Each organism-dilution and time point experiment was performed in triplicate to minimize errors. The plates were incubated in 5% CO2 for a minimum of 24 h. An average of the number of organisms recovered was expressed as a percentage of the baseline counts (counts at time zero). Plates at time zero with counts between 100 to 350 CFU were used in the evaluation presented here. Counts of CFU were approximated and averaged for each of the three swabs for each time point and dilution.
Statistical analysis. Analysis was done by a Ph.D.-degree-level biostatician (S.V.). Fisher's exact test was used. Statistical analysis was not done at time zero to compare Starplex and Copan recoveries because no valid denominator was available for comparison.
RESULTS
Survival of N. gonorrhoeae, N. meningitidis, H. influenzae, and S. pneumoniae is shown in Tables 1 to 4, respectively. Although the initial inoculum for each strain was the same for both transport systems, recovery at time zero was consistently higher with Copan. For example, with N. gonorrhoeae, despite identical initial inocula from the same tube, 267 CFU were recovered at time zero with Copan compared to 91 with Starplex (Table 1). Clearly, greater recovery of both N. meningitidis and H. influenzae was obtained with Copan (Tables 2 and 3). For S. pneumoniae, recovery for the two systems was mixed (Table 4).
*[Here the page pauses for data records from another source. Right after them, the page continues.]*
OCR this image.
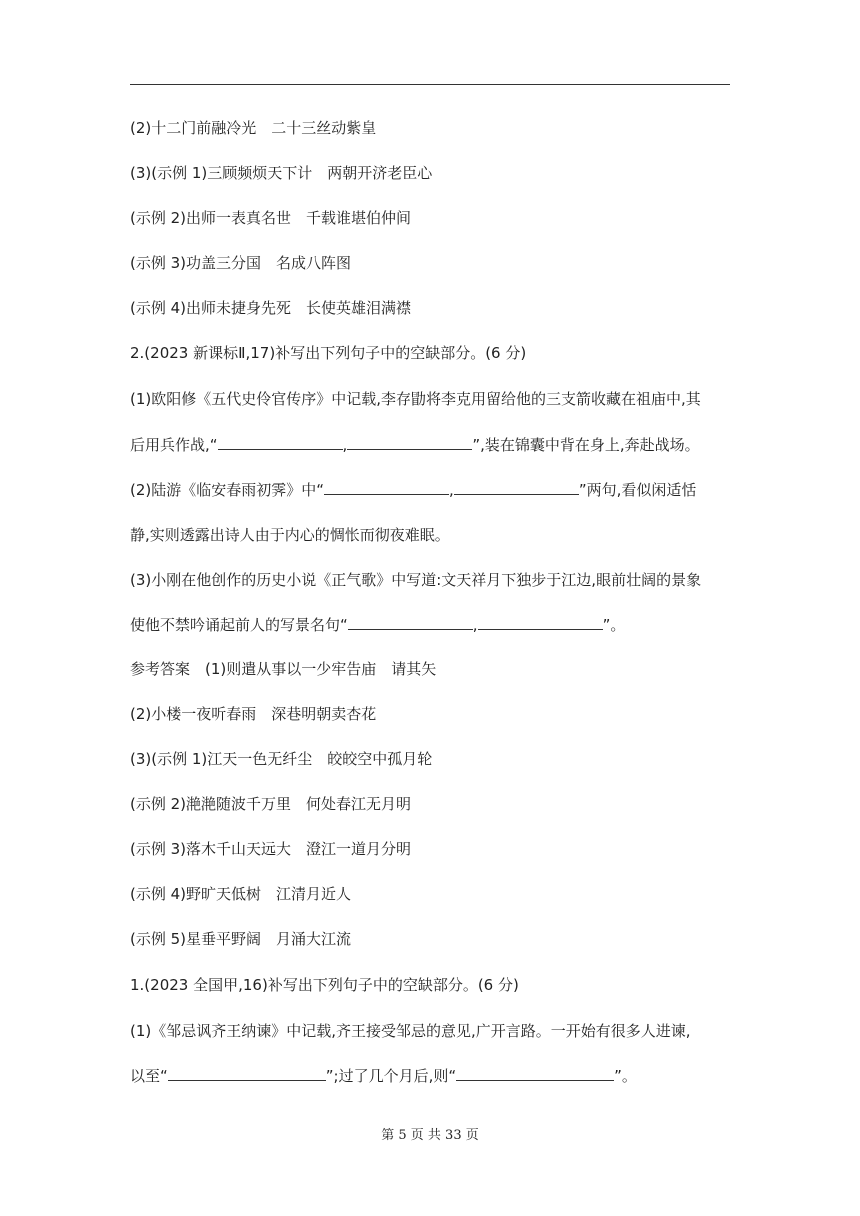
(2)十二门前融冷光　二十三丝动紫皇
(3)(示例 1)三顾频烦天下计　两朝开济老臣心
(示例 2)出师一表真名世　千载谁堪伯仲间
(示例 3)功盖三分国　名成八阵图
(示例 4)出师未捷身先死　长使英雄泪满襟
2.(2023 新课标Ⅱ,17)补写出下列句子中的空缺部分。(6 分)
(1)欧阳修《五代史伶官传序》中记载,李存勖将李克用留给他的三支箭收藏在祖庙中,其
后用兵作战,“	,	”,装在锦囊中背在身上,奔赴战场。
(2)陆游《临安春雨初霁》中“	,	”两句,看似闲适恬
静,实则透露出诗人由于内心的惆怅而彻夜难眠。
(3)小刚在他创作的历史小说《正气歌》中写道:文天祥月下独步于江边,眼前壮阔的景象
使他不禁吟诵起前人的写景名句“	,	”。
参考答案　(1)则遣从事以一少牢告庙　请其矢
(2)小楼一夜听春雨　深巷明朝卖杏花
(3)(示例 1)江天一色无纤尘　皎皎空中孤月轮
(示例 2)滟滟随波千万里　何处春江无月明
(示例 3)落木千山天远大　澄江一道月分明
(示例 4)野旷天低树　江清月近人
(示例 5)星垂平野阔　月涌大江流
1.(2023 全国甲,16)补写出下列句子中的空缺部分。(6 分)
(1)《邹忌讽齐王纳谏》中记载,齐王接受邹忌的意见,广开言路。一开始有很多人进谏,
以至“	”;过了几个月后,则“	”。
第 5 页 共 33 页
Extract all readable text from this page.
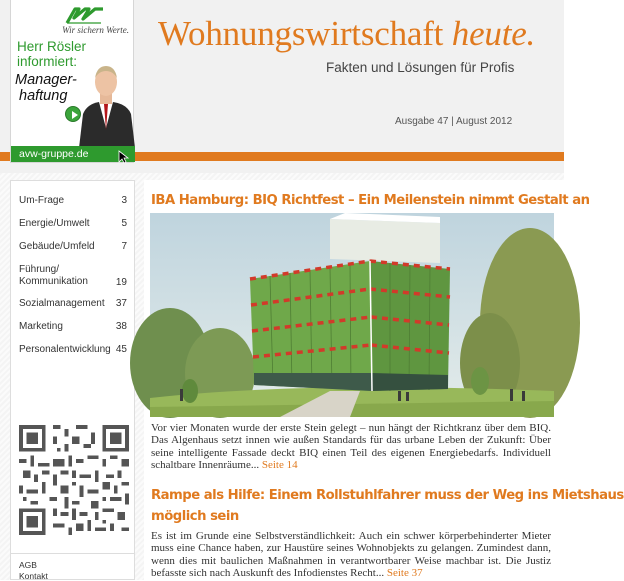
Wohnungswirtschaft heute.
Fakten und Lösungen für Profis
Ausgabe 47 | August 2012
Wir sichern Werte.
Herr Rösler
informiert:
Manager-
haftung
avw-gruppe.de
Um-Frage	3
Energie/Umwelt	5
Gebäude/Umfeld	7
Führung/
Kommunikation	19
Sozialmanagement	37
Marketing	38
Personalentwicklung 45
AGB
Kontakt
IBA Hamburg: BIQ Richtfest – Ein Meilenstein nimmt Gestalt an
Vor vier Monaten wurde der erste Stein gelegt – nun hängt der Richtkranz über dem BIQ. Das Algenhaus setzt innen wie außen Standards für das urbane Leben der Zukunft: Über seine intelligente Fassade deckt BIQ einen Teil des eigenen Energiebedarfs. Individuell schaltbare Innenräume... Seite 14
Rampe als Hilfe: Einem Rollstuhlfahrer muss der Weg ins Mietshaus
möglich sein
Es ist im Grunde eine Selbstverständlichkeit: Auch ein schwer körperbehinderter Mieter muss eine Chance haben, zur Haustüre seines Wohnobjekts zu gelangen. Zumindest dann, wenn dies mit baulichen Maßnahmen in verantwortbarer Weise machbar ist. Die Justiz befasste sich nach Auskunft des Infodienstes Recht... Seite 37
N. gonorrhoeae. At time zero, recovery of N. gonorrhoeae was higher with Copan than with Starplex (Table 1). Survival of N. gonorrhoeae was roughly comparable but decreased in both systems at all times and both temperatures. When percentages of initial inoculum were considered, recovery after 6 h was slightly higher with Starplex than with Copan (23.1 versus 13.1%; P < 0.05).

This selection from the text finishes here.